İşte, Yeruşalime çıkıyoruz; İnsanoğlu başkâhinlerin ve yazıcıların eline verilecek; onlar onu ölüme mahkûm edeceklerdir. Ve onunla eğlensinler, kamçı ile dövsünler, ve haça gersinler diye, onu Milletlere verecekler; ve üçüncü gün kıyam edecektir.
O zaman Zebedinin oğullarının anası, oğulları ile beraber onun yanına gelip secde kılarak kendisinden bir şey diledi. Ve İsa kadına dedi: Sen ne istiyorsun? Kadın ona dedi: Emret ki, bu benim iki oğlum senin melekûtunda biri sağında, ve biri solunda otursunlar. Fakat İsa cevap verip dedi: Siz ne dilediğinizi bilmiyorsunuz. Benim içmek üzre olduğum kâseyi içebilir misiniz?
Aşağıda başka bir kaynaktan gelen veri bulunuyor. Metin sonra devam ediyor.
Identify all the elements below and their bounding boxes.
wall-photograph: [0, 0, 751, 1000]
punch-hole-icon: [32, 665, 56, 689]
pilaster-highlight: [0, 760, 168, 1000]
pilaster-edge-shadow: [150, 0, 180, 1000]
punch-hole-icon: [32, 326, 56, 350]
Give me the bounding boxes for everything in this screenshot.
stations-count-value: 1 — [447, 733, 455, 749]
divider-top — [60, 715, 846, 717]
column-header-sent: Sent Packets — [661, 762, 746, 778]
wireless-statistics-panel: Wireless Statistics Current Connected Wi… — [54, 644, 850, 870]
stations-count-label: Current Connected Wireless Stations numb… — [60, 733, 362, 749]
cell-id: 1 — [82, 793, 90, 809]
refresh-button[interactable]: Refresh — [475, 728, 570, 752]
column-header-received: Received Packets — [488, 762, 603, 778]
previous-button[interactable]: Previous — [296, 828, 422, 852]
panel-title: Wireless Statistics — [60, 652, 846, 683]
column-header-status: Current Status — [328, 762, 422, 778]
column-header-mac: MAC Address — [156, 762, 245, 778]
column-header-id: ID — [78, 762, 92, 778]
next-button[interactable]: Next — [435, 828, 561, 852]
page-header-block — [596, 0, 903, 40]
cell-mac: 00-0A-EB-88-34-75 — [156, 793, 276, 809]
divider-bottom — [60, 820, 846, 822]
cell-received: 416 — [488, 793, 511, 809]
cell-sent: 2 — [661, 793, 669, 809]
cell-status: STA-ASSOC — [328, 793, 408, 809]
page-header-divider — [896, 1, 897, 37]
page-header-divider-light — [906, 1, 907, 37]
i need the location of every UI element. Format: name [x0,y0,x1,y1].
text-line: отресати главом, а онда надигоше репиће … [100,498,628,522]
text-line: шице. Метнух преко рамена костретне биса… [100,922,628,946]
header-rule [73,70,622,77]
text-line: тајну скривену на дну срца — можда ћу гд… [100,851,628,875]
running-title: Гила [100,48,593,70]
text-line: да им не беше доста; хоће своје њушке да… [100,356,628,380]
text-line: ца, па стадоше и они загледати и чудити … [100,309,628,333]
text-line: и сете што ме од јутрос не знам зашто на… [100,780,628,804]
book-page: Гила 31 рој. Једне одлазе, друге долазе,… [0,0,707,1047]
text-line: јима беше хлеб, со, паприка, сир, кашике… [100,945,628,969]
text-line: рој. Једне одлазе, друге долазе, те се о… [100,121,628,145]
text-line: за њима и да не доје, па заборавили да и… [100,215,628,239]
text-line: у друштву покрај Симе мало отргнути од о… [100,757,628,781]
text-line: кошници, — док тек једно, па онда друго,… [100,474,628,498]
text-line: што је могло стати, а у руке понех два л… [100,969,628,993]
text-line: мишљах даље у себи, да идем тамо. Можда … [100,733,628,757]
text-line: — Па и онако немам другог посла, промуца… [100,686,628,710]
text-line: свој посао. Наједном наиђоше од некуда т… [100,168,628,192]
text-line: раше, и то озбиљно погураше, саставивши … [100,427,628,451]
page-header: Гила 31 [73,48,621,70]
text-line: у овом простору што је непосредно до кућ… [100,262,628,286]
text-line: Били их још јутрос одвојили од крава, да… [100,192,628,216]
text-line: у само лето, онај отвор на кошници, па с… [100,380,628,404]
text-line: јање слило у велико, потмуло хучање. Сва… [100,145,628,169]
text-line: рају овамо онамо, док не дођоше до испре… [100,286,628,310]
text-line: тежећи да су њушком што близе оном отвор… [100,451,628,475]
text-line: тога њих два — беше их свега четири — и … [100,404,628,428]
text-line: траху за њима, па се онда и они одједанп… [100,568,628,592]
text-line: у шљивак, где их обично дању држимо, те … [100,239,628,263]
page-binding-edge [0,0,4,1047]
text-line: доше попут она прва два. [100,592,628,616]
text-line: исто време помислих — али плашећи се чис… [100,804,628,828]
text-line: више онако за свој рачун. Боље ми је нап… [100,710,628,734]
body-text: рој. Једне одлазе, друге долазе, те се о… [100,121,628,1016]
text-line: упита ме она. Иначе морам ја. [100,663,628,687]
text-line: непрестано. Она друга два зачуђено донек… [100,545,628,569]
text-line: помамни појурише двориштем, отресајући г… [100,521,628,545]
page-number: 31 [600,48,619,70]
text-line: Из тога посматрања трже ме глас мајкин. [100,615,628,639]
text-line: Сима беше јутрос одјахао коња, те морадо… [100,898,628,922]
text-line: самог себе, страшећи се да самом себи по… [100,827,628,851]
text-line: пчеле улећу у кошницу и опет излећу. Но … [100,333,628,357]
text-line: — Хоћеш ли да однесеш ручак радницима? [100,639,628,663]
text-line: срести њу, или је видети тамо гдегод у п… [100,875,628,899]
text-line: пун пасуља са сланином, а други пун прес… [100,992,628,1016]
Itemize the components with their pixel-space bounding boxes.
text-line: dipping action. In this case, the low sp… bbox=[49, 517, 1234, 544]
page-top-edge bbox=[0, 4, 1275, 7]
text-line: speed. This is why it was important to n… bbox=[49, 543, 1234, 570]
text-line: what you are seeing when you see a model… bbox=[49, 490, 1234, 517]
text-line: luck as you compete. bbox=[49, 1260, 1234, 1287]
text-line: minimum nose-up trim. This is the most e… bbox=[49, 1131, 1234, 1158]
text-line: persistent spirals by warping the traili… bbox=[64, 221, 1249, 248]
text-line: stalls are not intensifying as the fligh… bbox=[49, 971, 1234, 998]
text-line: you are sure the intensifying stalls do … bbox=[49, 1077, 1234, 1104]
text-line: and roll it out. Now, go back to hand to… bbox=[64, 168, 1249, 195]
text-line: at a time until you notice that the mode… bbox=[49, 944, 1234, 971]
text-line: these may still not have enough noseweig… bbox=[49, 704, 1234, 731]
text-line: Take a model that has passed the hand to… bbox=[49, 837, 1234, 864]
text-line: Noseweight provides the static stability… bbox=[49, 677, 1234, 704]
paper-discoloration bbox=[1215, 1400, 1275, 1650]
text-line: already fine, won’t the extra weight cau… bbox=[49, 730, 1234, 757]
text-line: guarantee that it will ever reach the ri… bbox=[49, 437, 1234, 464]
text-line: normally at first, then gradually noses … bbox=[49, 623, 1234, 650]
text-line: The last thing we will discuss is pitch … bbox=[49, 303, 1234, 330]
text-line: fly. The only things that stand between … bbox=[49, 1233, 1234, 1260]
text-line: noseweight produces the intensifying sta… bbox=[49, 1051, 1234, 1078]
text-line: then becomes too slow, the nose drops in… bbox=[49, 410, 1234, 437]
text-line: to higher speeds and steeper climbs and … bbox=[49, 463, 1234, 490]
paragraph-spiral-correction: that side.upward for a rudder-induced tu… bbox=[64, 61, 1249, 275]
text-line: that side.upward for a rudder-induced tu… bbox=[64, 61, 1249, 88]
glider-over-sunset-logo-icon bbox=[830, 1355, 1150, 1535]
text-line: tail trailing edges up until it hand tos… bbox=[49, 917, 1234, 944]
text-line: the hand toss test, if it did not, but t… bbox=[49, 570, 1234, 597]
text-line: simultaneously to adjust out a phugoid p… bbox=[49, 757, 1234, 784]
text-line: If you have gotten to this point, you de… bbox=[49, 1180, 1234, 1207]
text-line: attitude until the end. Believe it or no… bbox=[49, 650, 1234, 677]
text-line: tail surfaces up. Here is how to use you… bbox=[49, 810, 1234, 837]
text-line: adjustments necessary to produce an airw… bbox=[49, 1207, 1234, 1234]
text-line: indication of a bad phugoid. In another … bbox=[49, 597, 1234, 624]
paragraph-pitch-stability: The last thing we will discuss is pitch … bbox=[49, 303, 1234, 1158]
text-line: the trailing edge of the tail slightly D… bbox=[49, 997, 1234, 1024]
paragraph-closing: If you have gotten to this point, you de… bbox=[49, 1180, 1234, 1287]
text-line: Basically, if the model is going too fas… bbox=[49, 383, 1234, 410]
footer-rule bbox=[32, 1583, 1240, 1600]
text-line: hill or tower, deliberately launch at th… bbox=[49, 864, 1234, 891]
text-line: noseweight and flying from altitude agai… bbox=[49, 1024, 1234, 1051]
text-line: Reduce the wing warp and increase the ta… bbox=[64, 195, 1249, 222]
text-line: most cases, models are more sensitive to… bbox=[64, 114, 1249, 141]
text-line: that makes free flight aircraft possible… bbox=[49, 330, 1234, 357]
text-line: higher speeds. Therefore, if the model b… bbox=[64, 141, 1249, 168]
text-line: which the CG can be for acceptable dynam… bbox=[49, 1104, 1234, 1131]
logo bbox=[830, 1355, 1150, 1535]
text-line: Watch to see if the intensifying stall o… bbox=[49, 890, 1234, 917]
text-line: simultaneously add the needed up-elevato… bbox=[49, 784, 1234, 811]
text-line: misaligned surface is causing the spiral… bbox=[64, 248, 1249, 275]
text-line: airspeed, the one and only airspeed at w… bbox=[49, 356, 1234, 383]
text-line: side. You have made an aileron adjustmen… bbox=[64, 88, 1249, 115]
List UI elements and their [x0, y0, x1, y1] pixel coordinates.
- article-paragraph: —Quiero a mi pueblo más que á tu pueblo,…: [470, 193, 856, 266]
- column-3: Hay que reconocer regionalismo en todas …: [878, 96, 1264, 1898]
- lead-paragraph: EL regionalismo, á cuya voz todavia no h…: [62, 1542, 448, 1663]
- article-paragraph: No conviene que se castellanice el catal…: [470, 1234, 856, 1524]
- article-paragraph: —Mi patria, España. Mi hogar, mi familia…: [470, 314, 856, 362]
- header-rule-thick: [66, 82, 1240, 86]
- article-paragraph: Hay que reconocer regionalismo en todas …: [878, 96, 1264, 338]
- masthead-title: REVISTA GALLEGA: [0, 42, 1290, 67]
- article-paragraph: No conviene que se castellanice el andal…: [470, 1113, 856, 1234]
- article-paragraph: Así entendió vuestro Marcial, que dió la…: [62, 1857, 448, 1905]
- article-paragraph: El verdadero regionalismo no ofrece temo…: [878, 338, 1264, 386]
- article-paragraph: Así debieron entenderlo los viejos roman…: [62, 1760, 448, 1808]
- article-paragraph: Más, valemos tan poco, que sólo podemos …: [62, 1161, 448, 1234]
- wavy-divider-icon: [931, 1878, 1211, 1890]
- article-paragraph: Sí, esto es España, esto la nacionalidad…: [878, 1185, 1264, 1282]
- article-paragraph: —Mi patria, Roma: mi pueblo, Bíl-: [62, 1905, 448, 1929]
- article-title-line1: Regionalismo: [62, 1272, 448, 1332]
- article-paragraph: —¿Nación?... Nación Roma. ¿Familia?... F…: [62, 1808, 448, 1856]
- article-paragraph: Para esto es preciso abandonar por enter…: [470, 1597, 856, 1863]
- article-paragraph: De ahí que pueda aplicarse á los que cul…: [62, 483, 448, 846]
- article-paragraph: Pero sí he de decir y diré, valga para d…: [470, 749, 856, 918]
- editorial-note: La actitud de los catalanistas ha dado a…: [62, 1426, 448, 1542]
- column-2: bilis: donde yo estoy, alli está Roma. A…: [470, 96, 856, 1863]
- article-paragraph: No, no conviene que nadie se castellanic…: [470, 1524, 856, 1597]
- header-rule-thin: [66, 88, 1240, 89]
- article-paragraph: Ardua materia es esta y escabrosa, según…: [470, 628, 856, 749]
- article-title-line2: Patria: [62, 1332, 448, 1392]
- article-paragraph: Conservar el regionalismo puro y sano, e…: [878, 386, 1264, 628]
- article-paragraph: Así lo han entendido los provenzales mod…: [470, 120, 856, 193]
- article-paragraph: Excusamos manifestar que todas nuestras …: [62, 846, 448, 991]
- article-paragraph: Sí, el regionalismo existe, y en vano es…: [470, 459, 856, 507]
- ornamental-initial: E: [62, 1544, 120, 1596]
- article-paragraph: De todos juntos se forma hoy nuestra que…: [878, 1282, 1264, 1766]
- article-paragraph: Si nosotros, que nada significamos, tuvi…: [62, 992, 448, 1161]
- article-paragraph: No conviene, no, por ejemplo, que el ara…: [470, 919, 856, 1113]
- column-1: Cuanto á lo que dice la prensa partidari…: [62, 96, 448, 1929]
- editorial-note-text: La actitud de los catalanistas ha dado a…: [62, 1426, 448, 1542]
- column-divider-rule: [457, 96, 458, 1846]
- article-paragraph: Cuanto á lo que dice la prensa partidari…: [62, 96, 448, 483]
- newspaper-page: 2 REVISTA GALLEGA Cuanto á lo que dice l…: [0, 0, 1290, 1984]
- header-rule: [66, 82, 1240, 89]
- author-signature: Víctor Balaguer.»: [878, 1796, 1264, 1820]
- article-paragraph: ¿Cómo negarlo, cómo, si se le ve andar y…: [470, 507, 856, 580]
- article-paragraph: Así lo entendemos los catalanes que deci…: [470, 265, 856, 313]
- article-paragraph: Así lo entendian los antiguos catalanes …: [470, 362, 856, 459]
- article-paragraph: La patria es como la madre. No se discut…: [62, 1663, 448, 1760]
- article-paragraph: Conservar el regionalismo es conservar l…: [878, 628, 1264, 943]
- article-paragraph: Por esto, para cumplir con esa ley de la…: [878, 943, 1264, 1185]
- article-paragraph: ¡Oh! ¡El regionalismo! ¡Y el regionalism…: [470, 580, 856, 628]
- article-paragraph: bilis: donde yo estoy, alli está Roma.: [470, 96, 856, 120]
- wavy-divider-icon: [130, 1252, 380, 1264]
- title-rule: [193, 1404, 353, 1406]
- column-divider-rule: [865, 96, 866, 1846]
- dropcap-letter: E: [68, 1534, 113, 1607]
Onlar İsaya: Edebiliriz, dediler. İsa onlara dedi: Gerçi siz benim kâsemi içeceksiniz; fakat sağımda veya solumda oturmağı vermek benim elimde değil; fakat Babam tarafından hazırlanmış olanlar içindir. Ve on şakirt bunu işittikleri zaman, iki kardeşe gücendiler. Fakat İsa onları yanına çağırıp dedi: Bilirsiniz ki, Milletlerin reisleri onlara saltanat ederler, ve büyükleri üzerlerine hâkimiyet sürerler. Sizin aranızda böyle olmıyacaktır; fakat aranızda kim büyük olmak isterse, hizmetçiniz olsun. Ve aranızda kim birinci olmak isterse, kulunuz olsun. Nitekim İnsanoğlu kendisine hizmet edilmeğe değil, ancak hizmet etmeğe ve bir çokları için canını fidye vermeğe geldi.
Ve onlar Erihadan çıktıkları zaman, büyük bir kalabalık İsanın ardınca gitti. Ve işte, yol kenarında oturan iki kör, İsanın geçtiğini işitince: Ya Rab, bize merhamet eyle, sen, ey Davud oğlu! diye bağırdılar. Ve sussunlar diye kalabalık onları azarladı. Fakat onlar: Ya Rab, bize merhamet eyle, sen, ey Davud oğlu! diye, daha çok bağırdılar. İsa durup onları çağırarak dedi: Size ne yapmamı istiyorsunuz? Onlar kendisine: Ya Rab, gözlerimiz açılsın, dediler. Ve İsa acıyarak, gözlerine dokundu; ve hemen gözleri açılıp onun ardınca gittiler.